Je t’aime, je ne t’aime plus, je t’aime, je ne t’aime plus. J’effeuille une marguerite, profitant de cet instant de douceur pour donner à fiston une leçon de mathématiques (1,2,3...). Les pétales tombent.

Mes enfants aussi, à répétition, dans la rue. Mariage estival attendu, entre l’asphalte et la peau d’enfant toute crue! Hop! On fait bec-et-bobo et on remonte à vélo.1,2,3 ... c’est reparti! Mes yeux de mère aguerris guettent la prochaine chute, avec en fond de paysage, des pissenlits à perte de vue.

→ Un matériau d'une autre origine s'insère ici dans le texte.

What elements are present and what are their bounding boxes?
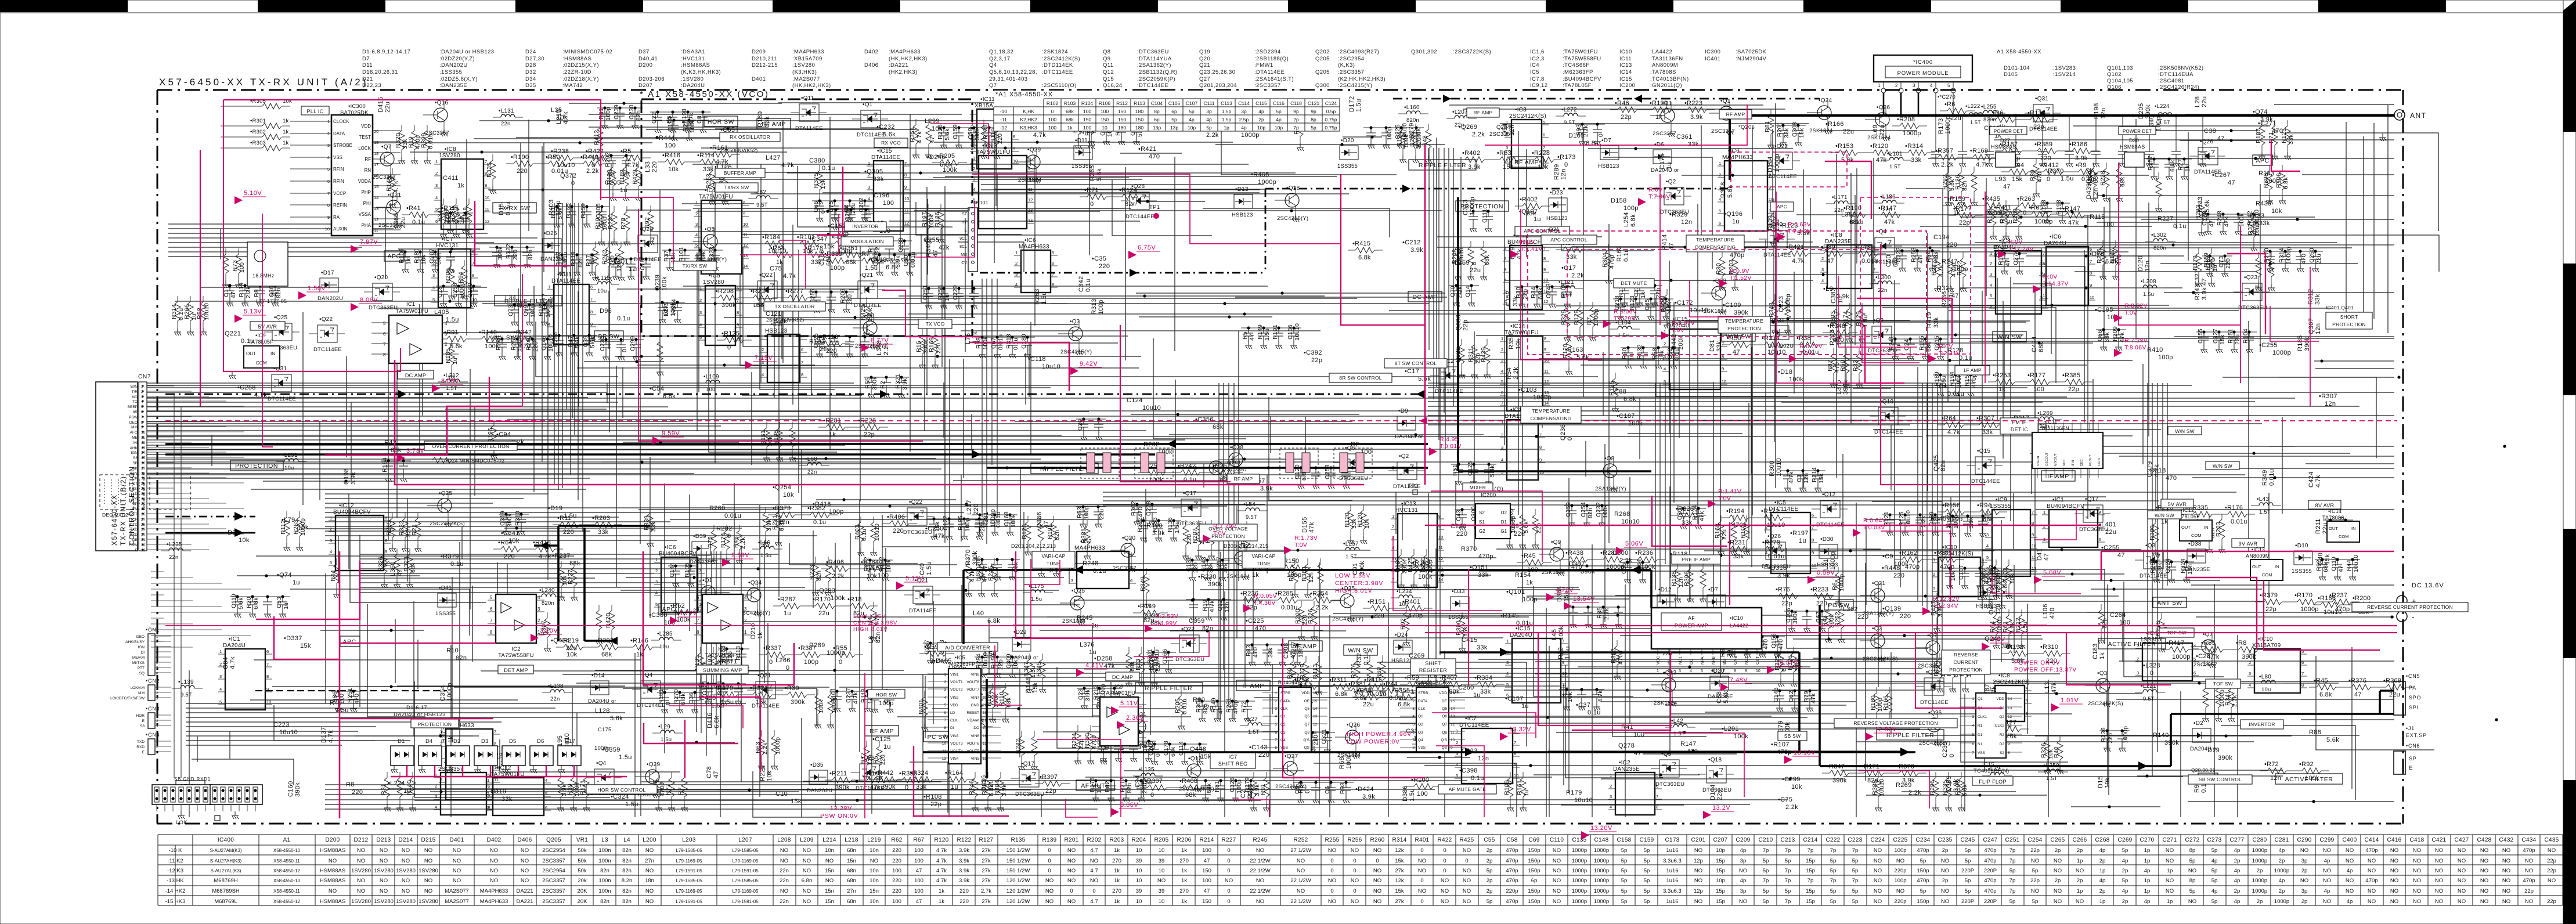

Le sol revêt les teintes du soleil. Mes iris se contractent devant tant de lumière. Je devrais m’émerveiller, sans retenue ni modération. Et pourtant, il y a un je-ne-sais-quoi qui module négativement mon esprit à la vue de ce parterre jauni. Au tréfonds de mon être, j’ai en souvenir un dédain, un mal-être. Je n’arrive pas à mettre le doigt sur le pourquoi.

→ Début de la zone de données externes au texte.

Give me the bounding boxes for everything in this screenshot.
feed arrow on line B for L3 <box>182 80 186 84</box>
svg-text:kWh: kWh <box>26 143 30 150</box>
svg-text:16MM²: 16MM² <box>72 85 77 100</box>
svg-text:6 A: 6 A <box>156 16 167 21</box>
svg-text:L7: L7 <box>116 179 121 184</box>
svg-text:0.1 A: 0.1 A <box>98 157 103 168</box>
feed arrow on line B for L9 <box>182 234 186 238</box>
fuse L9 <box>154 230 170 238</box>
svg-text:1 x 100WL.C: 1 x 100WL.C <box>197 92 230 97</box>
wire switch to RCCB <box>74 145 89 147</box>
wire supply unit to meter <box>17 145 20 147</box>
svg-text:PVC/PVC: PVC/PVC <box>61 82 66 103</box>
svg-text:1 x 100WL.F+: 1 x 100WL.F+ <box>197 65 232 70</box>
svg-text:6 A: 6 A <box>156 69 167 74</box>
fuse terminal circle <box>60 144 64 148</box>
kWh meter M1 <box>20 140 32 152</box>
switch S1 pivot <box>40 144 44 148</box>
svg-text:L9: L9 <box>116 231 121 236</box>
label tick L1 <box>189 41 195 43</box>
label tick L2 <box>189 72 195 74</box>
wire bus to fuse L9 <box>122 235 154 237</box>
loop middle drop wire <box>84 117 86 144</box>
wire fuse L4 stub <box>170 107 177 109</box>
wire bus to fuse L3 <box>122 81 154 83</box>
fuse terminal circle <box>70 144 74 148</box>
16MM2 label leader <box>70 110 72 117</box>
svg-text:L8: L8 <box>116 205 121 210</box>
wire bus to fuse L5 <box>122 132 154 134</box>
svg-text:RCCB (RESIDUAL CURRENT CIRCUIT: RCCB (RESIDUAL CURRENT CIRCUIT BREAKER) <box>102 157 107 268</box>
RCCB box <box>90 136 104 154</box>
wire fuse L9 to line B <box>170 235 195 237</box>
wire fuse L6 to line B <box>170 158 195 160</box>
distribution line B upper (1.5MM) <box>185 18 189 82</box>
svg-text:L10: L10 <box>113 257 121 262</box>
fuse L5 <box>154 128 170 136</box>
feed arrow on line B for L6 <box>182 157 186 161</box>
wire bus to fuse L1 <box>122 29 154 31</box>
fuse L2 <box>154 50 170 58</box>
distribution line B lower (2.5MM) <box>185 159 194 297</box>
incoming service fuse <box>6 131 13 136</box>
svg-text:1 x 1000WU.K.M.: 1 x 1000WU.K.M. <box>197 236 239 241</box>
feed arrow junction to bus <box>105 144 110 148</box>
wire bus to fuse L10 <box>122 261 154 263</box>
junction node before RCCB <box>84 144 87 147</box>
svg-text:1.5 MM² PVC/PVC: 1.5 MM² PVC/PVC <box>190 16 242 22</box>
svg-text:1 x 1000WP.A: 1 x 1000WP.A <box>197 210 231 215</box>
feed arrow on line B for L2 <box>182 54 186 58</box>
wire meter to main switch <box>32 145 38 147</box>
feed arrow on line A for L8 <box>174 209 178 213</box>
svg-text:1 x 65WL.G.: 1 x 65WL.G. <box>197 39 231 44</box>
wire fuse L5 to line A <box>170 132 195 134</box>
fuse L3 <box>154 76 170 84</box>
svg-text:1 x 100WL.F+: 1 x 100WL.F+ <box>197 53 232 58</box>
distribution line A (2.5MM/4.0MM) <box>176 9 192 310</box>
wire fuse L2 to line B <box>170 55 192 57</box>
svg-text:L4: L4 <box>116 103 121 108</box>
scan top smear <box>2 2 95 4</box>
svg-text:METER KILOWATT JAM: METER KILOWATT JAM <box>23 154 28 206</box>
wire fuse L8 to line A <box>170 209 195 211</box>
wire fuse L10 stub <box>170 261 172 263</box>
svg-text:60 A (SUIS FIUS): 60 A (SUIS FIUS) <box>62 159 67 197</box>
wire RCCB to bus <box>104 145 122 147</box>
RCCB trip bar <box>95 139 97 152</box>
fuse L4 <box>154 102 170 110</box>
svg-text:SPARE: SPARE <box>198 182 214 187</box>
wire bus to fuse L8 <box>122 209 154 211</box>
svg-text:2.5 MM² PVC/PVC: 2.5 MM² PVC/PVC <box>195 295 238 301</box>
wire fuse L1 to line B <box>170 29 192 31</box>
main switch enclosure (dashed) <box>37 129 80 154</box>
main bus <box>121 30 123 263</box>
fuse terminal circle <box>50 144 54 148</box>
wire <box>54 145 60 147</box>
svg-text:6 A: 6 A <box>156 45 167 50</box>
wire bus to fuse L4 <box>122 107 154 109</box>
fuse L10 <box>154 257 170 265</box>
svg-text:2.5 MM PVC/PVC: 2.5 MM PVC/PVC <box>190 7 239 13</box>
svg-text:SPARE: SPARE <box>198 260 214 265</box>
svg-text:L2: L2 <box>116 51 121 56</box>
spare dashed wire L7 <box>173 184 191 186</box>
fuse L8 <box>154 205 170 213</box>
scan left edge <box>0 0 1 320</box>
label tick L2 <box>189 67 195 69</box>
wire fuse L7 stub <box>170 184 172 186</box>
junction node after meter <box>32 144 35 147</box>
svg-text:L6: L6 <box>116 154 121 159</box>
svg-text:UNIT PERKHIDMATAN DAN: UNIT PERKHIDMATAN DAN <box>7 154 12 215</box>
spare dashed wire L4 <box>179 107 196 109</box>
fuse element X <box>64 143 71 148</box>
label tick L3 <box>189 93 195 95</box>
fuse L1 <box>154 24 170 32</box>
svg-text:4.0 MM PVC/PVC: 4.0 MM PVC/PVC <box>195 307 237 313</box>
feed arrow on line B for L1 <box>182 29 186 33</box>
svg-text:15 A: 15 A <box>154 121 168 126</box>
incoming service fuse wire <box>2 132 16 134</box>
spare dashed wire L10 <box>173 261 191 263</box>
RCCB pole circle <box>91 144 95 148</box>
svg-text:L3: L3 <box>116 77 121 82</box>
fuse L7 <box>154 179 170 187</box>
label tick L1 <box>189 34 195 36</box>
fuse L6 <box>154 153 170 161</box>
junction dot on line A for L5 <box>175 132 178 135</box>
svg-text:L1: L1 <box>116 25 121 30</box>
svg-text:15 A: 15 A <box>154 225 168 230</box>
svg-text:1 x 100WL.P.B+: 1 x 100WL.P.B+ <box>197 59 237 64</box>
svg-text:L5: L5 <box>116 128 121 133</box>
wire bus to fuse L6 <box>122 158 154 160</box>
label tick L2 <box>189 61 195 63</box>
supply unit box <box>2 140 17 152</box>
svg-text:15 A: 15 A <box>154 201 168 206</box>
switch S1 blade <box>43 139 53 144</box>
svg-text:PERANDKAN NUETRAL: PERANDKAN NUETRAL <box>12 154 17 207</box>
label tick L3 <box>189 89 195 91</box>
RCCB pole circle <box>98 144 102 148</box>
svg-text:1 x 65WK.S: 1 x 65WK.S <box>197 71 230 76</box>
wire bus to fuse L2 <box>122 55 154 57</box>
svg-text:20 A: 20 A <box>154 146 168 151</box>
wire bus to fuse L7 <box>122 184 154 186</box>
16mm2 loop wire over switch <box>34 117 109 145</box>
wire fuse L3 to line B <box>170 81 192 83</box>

Mon fils me cueille tendrement un pissenlit. En souffle, du bout de sa bouche en cœur, un autre aux volatiles morceaux ouatés. Je regarde les morceaux s’éparpiller, au gré du vent. De doux effluves floraux chatouillent mes nerfs olfactifs. Je plisse du nez; réflexe acquis, sans justification valable. Mon cerveau me dicte que le pissenlit devrait éveiller en moi un air malade. Comment peut-on physiquement riposter devant tant de légèreté? Je n’en ai pas la moindre idée. Aucun choc post-traumatique n’explique ma répulsion botanique.

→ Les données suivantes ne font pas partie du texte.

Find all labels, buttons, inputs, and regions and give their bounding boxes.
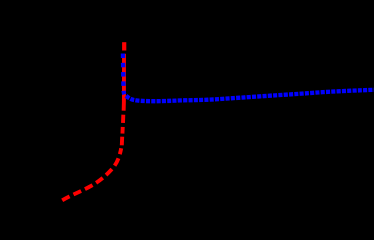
red dash segment v2: [120, 127, 124, 134]
blue dashed vertical branch: [123, 54, 124, 95]
red dash segment v1: [120, 137, 124, 146]
red dashed curve lower branch: [62, 148, 121, 200]
blue beaded horizontal branch: [126, 90, 374, 101]
red dash segment v3: [121, 115, 125, 123]
red top dash of asymptote: [122, 42, 126, 50]
red dash segment v4: [122, 102, 126, 111]
red vertical asymptote segment: [122, 54, 126, 102]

Mais c’est quoi, cette histoire de pissenlits qui, socialement, nous horrifie? Qu’on m’explique, cette intimidation ciblée sans pondération! Depuis quand le pissenlit a-t-il été relégué au rang des mauvaises herbes? Pour quelle raison le pissenlit a-t-il pris le poste de rejet de la société florale? Qu’est-ce qui explique le désintérêt, voire même le mépris, envers cette plante colorée et sans défense?

Je pense encore au sourire coquin de mon 4 ans, les mains garnies de pissenlits, cueillis en toute naïveté. Des secrets bien gardés dans son dos, en offrande à sa maman chérie. Je feins la satisfaction. Mais pourquoi donc? Je le laisse m’offrir un bouquet de ces vives fleurs, sans piétiner ses bonnes intentions, sans chicaner sa récolte faite de bon cœur et sans heurts (apparents).

On ne laisse pourtant pas nos enfants, normalement, cueillir toutes les fleurs au gré de leurs humeurs, question de préserver l’intégrité de notre aménagement paysager. On se soucie des bris de notre nature choisie et de l’apparence de nos plates-bandes entretenues. On donne de la valeur à toutes celles que l’on plante là où elles se doivent, arrosées, appréciées, chouchoutées. On permet à celles volontairement choisies d’exister, sans être coupées par de petites mains à la volée.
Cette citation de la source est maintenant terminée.